Falls so Cool They be Ice
Sessions Woods Falls, Burlington
The Connecticut Waterfalls 2013 guidebook notes that these falls are “south of Burlington,” which would mean Bristol. They are not in Bristol, I promise. Anyway, these falls are as far away from the Sessions Woods visitor’s center as possible, which means you need to hike over a mile to get to them. And that’s good.]
My comment above isn’t a knock on Bristol at all. It’s more of a, “Hey, this really great and scenic wildlife management area is mere minutes up Route 69 from downtown Bristol and I think that’s really great.”
And Sessions Woods IS pretty great. Other than the confounding fact that the nature center isn’t open on weekends, the trails are great for families and they all provide educational signage along the way. They have a bunch of events throughout the year and I highly recommend you make this place part of your life.
(There’s a little kid in the picture above, which I think it pretty cool – because you’d never notice him if I didn’t tell you.)
It’s a been a big part of my life for a few reasons. The nature center, the Tunxis Trail system snakes through here, the Burlington Trail Master Challenge is a thing in town, these falls, an observation tower… big fan… big fan of Sessions Woods.
The waterfall is found down a short but steep spur trail off of the main Beaver Dam Trail (which is really a dirt road). I just read this on another site: “This is one of the most rewarding easy hikes in the entire state.”
That’s a bold statement. Anyway, from the visitor center lot, you need to find the main Beaver Dam Trail. If you go right, you’ll have more downhill and it’s about 1.4 miles to the falls.
The day I took these pictures wasn’t as cold as it looks, but it was still the dead of winter. Obviously. There were people on the main trail, but I must admit that I was a bit surprised to find a Granddad and grandson down at the falls. The pathway down is a steep set of stairs and with the snow and ice, they weren’t exactly easy to navigate. The little kid seemed fascinated by the frozen falls and that warmed my heart.
Now get out of the way so I can take some terrible pictures already. Thanks.
The falls only fall 15 feet or so, but they are quite pretty. By the way, the original (and long-standing) name of the stream here is Negro Hill Brook. The name is still retained here and there in Burlington, but it is being phased out. (These falls were the Negro Hill Brook Falls until recently. The name of the brook now is Falls Brook. Which is just boring.)

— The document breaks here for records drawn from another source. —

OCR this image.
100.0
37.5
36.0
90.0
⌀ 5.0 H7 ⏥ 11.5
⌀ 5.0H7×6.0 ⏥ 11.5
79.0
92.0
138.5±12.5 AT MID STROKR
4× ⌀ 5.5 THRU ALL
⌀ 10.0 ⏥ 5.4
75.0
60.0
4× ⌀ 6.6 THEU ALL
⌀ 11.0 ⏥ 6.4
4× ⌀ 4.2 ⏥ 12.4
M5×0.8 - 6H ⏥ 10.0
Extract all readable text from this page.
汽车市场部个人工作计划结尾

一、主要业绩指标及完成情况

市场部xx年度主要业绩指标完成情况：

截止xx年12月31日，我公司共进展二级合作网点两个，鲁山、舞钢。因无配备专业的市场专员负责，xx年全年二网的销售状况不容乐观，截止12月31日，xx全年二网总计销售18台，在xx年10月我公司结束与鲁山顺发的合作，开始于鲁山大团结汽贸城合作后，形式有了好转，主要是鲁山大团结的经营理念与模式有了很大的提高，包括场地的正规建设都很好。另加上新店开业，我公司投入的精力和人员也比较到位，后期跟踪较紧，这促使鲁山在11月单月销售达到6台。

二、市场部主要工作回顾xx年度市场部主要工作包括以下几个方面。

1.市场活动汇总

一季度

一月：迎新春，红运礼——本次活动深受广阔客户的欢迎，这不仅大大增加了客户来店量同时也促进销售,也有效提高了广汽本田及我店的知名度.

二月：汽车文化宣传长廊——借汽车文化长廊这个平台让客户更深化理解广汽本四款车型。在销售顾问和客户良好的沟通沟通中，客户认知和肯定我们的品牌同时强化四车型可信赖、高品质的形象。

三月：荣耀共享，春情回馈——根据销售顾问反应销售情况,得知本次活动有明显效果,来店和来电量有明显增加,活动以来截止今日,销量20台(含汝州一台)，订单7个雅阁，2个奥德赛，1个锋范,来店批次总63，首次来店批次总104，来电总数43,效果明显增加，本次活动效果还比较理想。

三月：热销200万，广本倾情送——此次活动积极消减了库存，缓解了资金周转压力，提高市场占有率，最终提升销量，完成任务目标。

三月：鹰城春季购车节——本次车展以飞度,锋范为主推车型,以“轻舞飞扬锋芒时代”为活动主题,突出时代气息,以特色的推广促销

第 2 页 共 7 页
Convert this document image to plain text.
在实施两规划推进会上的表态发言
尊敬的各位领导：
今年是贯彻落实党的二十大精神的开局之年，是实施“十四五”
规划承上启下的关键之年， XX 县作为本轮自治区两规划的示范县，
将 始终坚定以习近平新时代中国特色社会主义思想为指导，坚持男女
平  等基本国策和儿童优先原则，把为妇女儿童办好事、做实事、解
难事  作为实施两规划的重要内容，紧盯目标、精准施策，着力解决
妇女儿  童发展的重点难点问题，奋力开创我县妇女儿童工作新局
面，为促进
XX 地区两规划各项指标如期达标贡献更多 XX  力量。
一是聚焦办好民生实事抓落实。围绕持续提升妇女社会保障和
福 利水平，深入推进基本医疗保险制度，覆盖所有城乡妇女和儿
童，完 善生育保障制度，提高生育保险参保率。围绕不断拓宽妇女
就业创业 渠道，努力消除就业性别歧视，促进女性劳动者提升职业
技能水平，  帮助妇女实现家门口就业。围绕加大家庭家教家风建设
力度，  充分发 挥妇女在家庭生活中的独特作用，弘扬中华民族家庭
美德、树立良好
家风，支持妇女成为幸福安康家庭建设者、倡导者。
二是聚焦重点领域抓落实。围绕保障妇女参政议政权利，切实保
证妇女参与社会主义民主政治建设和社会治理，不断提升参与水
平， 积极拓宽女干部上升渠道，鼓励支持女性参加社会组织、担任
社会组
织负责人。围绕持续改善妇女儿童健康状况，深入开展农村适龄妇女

Oh, and my man Justin Coleman has a nice shot of the falls actually falling.
Yeah, that’s nice.
CTMQ’s Waterfalls & Cascades
CTMQ hikes Sessions Woods
Linda saysFebruary 9, 2014 at 11:58 am
That is indeed a cool photo of the falls falling by Mr. Coleman – he had to be in quite the interesting position to get that particular angle. Which is not to say that your rockesque-looking photo of the child in the falls above is not cool also … just not quite as cool. :-)
Judy Bosco saysMarch 7, 2016 at 4:49 pm
Sessions woods was once owned by the United Methodist Church. During the late 70’s due to financial problems they had to sell it. I used to camp there as a kid and was a councilor there as a teen. Before the beavers arrived, this waterfall was alway flowing pretty good and I never realized how many rocks were there. I did also go here in the winter and someone I know (cannot remember who) has photos of us sitting on the frozen waterfall. One of these days I will get back there to visit. It is a beautiful place.
LeighAnn Tyson saysMay 30, 2019 at 10:18 am
How did the waterfall become known/called “Negro Hill”??